Part 11 – Winding Up

The rules in relation to costs, now apply to all kinds of windings-up. That is new. Section 617, which sets out the rules, is a mixture of Section 281 of the 1963 Act and Order 74 rule 128(1) of the Rules of the Superior Courts. The only new element is this: ranking second in priority are any costs incurred in connection with the summoning, advertisement and holding of a creditors’ meeting.

The Act no longer refers to “assets” but to “property of the company”.

The pari passu rule is re-enacted in Section 618. Subordination agreements are exempted from the pari passu rule.

In the case of a members’ voluntary liquidation, a liquidator can divide among the members all of the company’s property, and may set upon any company property whatever value he deems fair. The full rule is set out here – Section 618(3) – and practitioners will recognise that it is Article 137 from Table A (Schedule One) of the 1963 Act.
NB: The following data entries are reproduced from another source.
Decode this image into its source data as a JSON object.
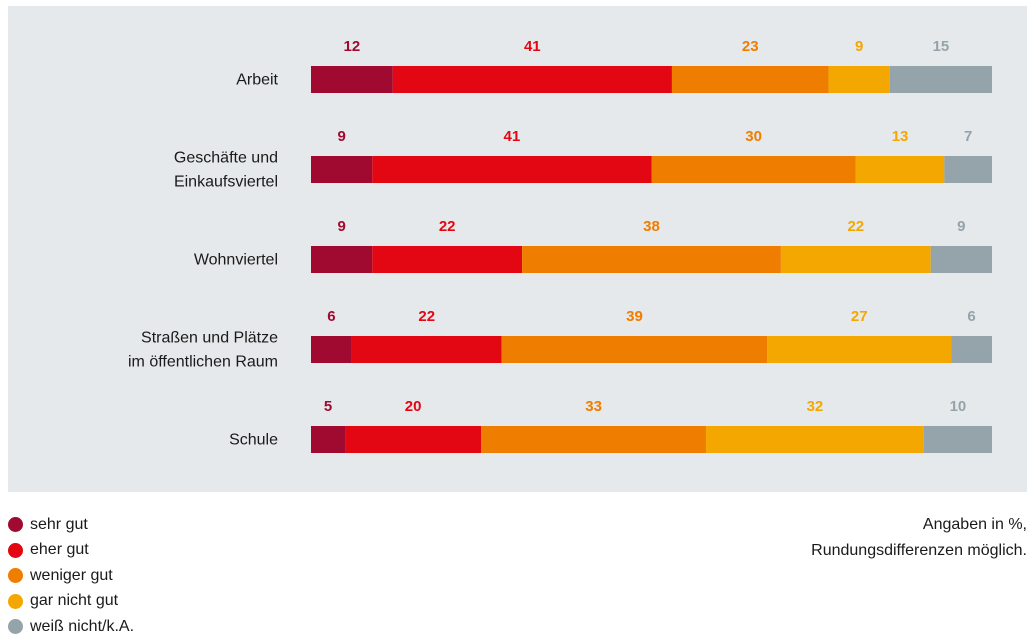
{
  "chart_data": {
    "type": "bar",
    "orientation": "horizontal",
    "stacked": true,
    "categories": [
      [
        "Arbeit"
      ],
      [
        "Geschäfte und",
        "Einkaufsviertel"
      ],
      [
        "Wohnviertel"
      ],
      [
        "Straßen und Plätze",
        "im öffentlichen Raum"
      ],
      [
        "Schule"
      ]
    ],
    "series": [
      {
        "name": "sehr gut",
        "color": "#a00a30",
        "values": [
          12,
          9,
          9,
          6,
          5
        ]
      },
      {
        "name": "eher gut",
        "color": "#e30613",
        "values": [
          41,
          41,
          22,
          22,
          20
        ]
      },
      {
        "name": "weniger gut",
        "color": "#ef7d00",
        "values": [
          23,
          30,
          38,
          39,
          33
        ]
      },
      {
        "name": "gar nicht gut",
        "color": "#f4a700",
        "values": [
          9,
          13,
          22,
          27,
          32
        ]
      },
      {
        "name": "weiß nicht/k.A.",
        "color": "#95a3ab",
        "values": [
          15,
          7,
          9,
          6,
          10
        ]
      }
    ],
    "xlim": [
      0,
      100
    ],
    "legend_position": "bottom-left",
    "grid": false
  },
  "note": {
    "line1": "Angaben in %,",
    "line2": "Rundungsdifferenzen möglich."
  }
}
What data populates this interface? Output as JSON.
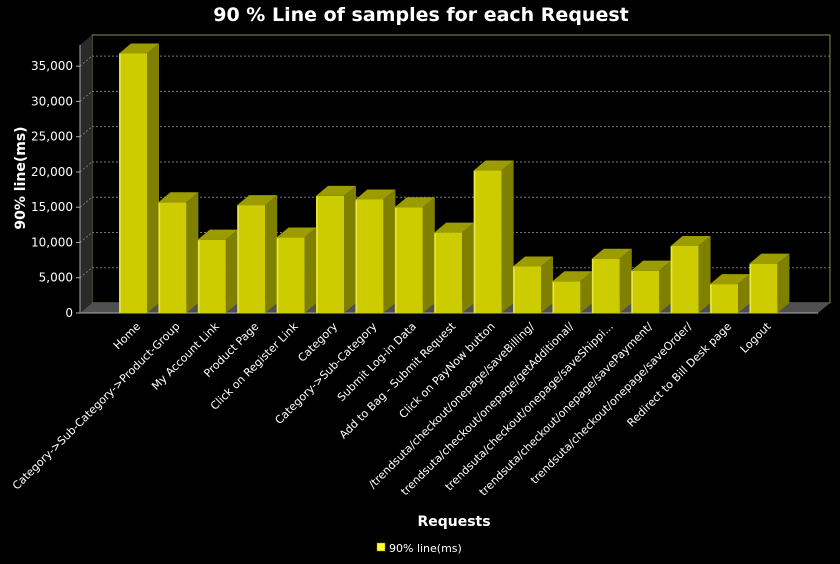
{
  "chart_data": {
    "type": "bar",
    "title": "90 % Line of samples for each Request",
    "xlabel": "Requests",
    "ylabel": "90% line(ms)",
    "ylim": [
      0,
      38000
    ],
    "yticks": [
      0,
      5000,
      10000,
      15000,
      20000,
      25000,
      30000,
      35000
    ],
    "ytick_labels": [
      "0",
      "5,000",
      "10,000",
      "15,000",
      "20,000",
      "25,000",
      "30,000",
      "35,000"
    ],
    "grid": true,
    "legend_position": "bottom",
    "bar_color": "#cccc00",
    "categories": [
      "Home",
      "Category->Sub-Category->Product-Group",
      "My Account Link",
      "Product Page",
      "Click on Register Link",
      "Category",
      "Category->Sub-Category",
      "Submit Log-in Data",
      "Add to Bag - Submit Request",
      "Click on PayNow button",
      "/trendsuta/checkout/onepage/saveBilling/",
      "trendsuta/checkout/onepage/getAdditional/",
      "trendsuta/checkout/onepage/saveShippi...",
      "trendsuta/checkout/onepage/savePayment/",
      "trendsuta/checkout/onepage/saveOrder/",
      "Redirect to Bill Desk page",
      "Logout"
    ],
    "series": [
      {
        "name": "90% line(ms)",
        "values": [
          36800,
          15700,
          10400,
          15300,
          10700,
          16600,
          16100,
          15000,
          11400,
          20200,
          6600,
          4500,
          7700,
          6000,
          9500,
          4100,
          7000
        ]
      }
    ]
  }
}
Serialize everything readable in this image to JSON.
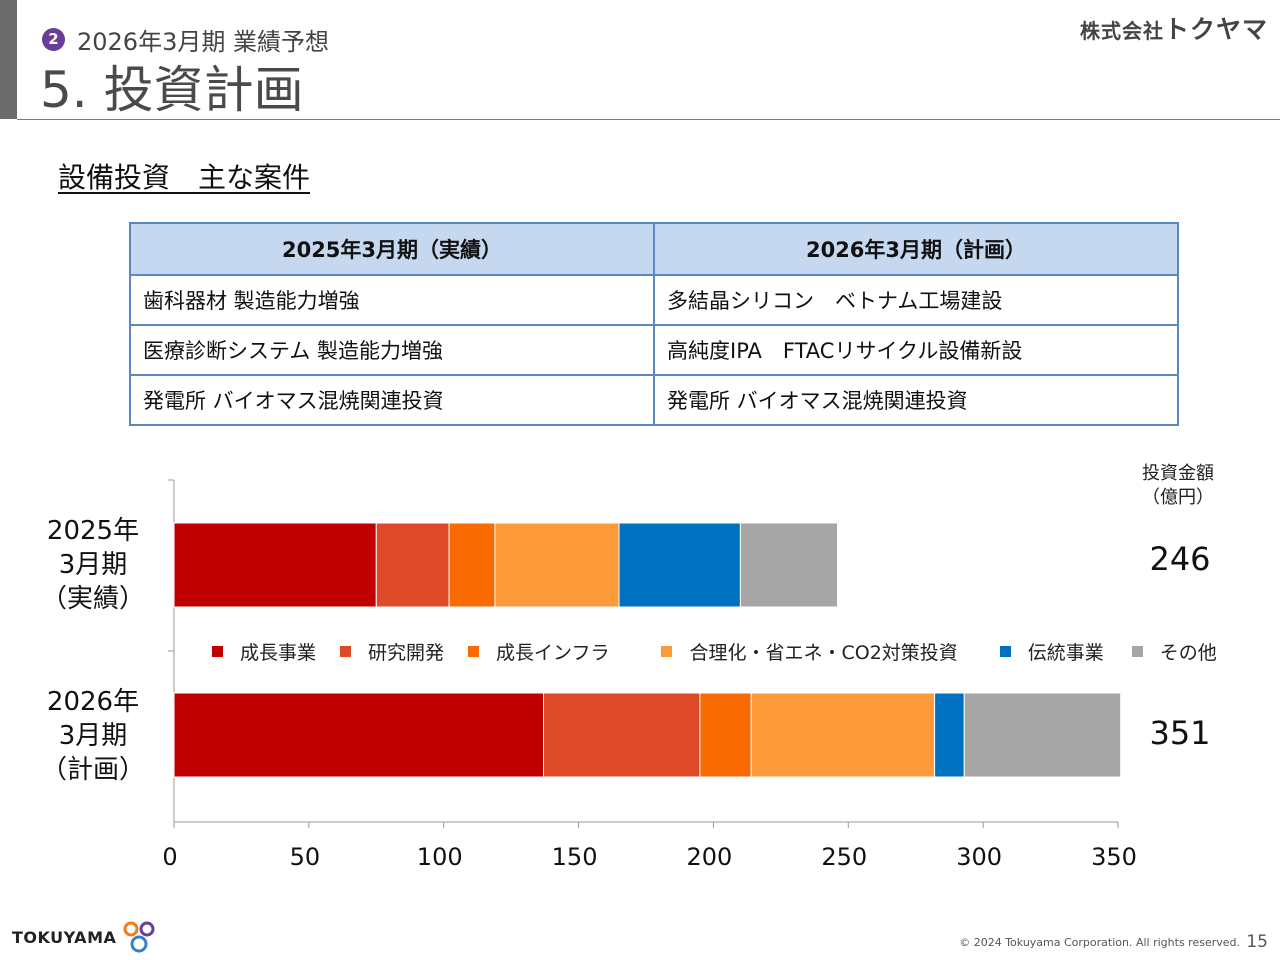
{
  "header": {
    "section_number": "2",
    "subtitle": "2026年3月期 業績予想",
    "title": "5. 投資計画",
    "company_logo": {
      "prefix": "株式会社",
      "name": "トクヤマ"
    }
  },
  "section_title": "設備投資　主な案件",
  "table": {
    "headers": [
      "2025年3月期（実績）",
      "2026年3月期（計画）"
    ],
    "rows": [
      [
        "歯科器材 製造能力増強",
        "多結晶シリコン　ベトナム工場建設"
      ],
      [
        "医療診断システム 製造能力増強",
        "高純度IPA　FTACリサイクル設備新設"
      ],
      [
        "発電所 バイオマス混焼関連投資",
        "発電所 バイオマス混焼関連投資"
      ]
    ]
  },
  "amount_header": {
    "line1": "投資金額",
    "line2": "（億円）"
  },
  "chart_data": {
    "type": "bar",
    "orientation": "horizontal",
    "stacked": true,
    "categories": [
      "2025年 3月期 （実績）",
      "2026年 3月期 （計画）"
    ],
    "category_lines": [
      [
        "2025年",
        "3月期",
        "（実績）"
      ],
      [
        "2026年",
        "3月期",
        "（計画）"
      ]
    ],
    "series": [
      {
        "name": "成長事業",
        "values": [
          75,
          137
        ],
        "color": "#c00000"
      },
      {
        "name": "研究開発",
        "values": [
          27,
          58
        ],
        "color": "#de4a28"
      },
      {
        "name": "成長インフラ",
        "values": [
          17,
          19
        ],
        "color": "#f96a00"
      },
      {
        "name": "合理化・省エネ・CO2対策投資",
        "values": [
          46,
          68
        ],
        "color": "#fd9a3a"
      },
      {
        "name": "伝統事業",
        "values": [
          45,
          11
        ],
        "color": "#0070c0"
      },
      {
        "name": "その他",
        "values": [
          36,
          58
        ],
        "color": "#a6a6a6"
      }
    ],
    "totals": [
      "246",
      "351"
    ],
    "xlim": [
      0,
      350
    ],
    "xticks": [
      "0",
      "50",
      "100",
      "150",
      "200",
      "250",
      "300",
      "350"
    ],
    "legend_position": "between bars",
    "grid": false
  },
  "footer": {
    "logo_text": "TOKUYAMA",
    "copyright": "© 2024 Tokuyama Corporation. All rights reserved.",
    "page_number": "15"
  }
}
The debts which must be proved in a winding up are set out here (Section 620) and there is no change in the law (previously, this area was set out in Section 283 of the 1963 Act).

Certain bankruptcy rules are imported into the Companies Act. This is not new; previously, this could be found in Section 284 of the 1963 Act.

The three rules which are imported from bankruptcy are: the rules in relation to (a) the respective rights of secured and unsecured creditors; (b) debts provable; and (c) the valuation of annuities and future and contingent liabilities.

The provision in Section 284(3) of 1963 has not been re-enacted because judgment mortgages registered before the commencement of the 1963 Act are not enforceable.

Two sections – Section 621 and Section 622 – make an exception to the pari passu rule and gives preferential status to the Revenue Commissioners and the company’s employees, as well as some other parties.

If there is not enough money to pay the preferential creditors, they rank equally among themselves.

The law in relation to this area was previously set out in Section 285 of the 1963 Act. There are minimal changes to what went before. There is no longer any statutory right to compensation such as that in the Workmen’s Compensations Acts 1934-1955, so references to that have been omitted. Second, certain paragraphs have been amended to alter the period of calculation, and to update the statutory references.

Parties making preferential claims must make them within 6 months of the date when the liquidator advertises that such claims must be made. This advertisement will be placed in at least two daily newspapers which circulate in the district where the company has its registered office.

The main points in relation to preferential debts are:

1. The preferential creditors have propriety over the claims of creditors who hold floating charges. This is the case even where the floating charges were drafted to contain an “automatic crystallisation clause”, and where the debenture-holder caused the floating charge to crystallise before the commencement of the winding up (this was held in Re JD Brian Ltd (No 1) [2012] 1 ILRM 27)

2. Sums deducted by the employer from the employee’s pay in respect of PRSI do not form part of the company’s assets in a winding up. Such sums have been called “super preferential debts”, ranking before all other preferential debts and even before the liquidator’s remuneration and expenses. If the PRSI ought to have been deducted but was not, however, then that sum will merely have preferential status, not super preferential status.

3. All local rates accrued by the company in the twelve months before the winding up have preferential status.

4. Every employee can claim up to €3,174.35 in unpaid wages for services rendered, and that sum has preferential status. (This, however, does not apply to employees who work under a contract for service, i.e. independent contractors).

5. Accrued holiday pay and sick pay can be claimed without limit, as can outstanding pension contributions.

6. Any sums paid to an employee for unfair dismissal or for work accidents have preferential status.

The Companies Liquidation Account is the account which the liquidator uses to lodge unclaimed dividends or any undistributed balances.

The rules pertained to the Account are set out in Section 623.

The section is a mixture of Section 307 of 1963 and Order 74 rule 131 (3) of the Rules of the Superior Courts.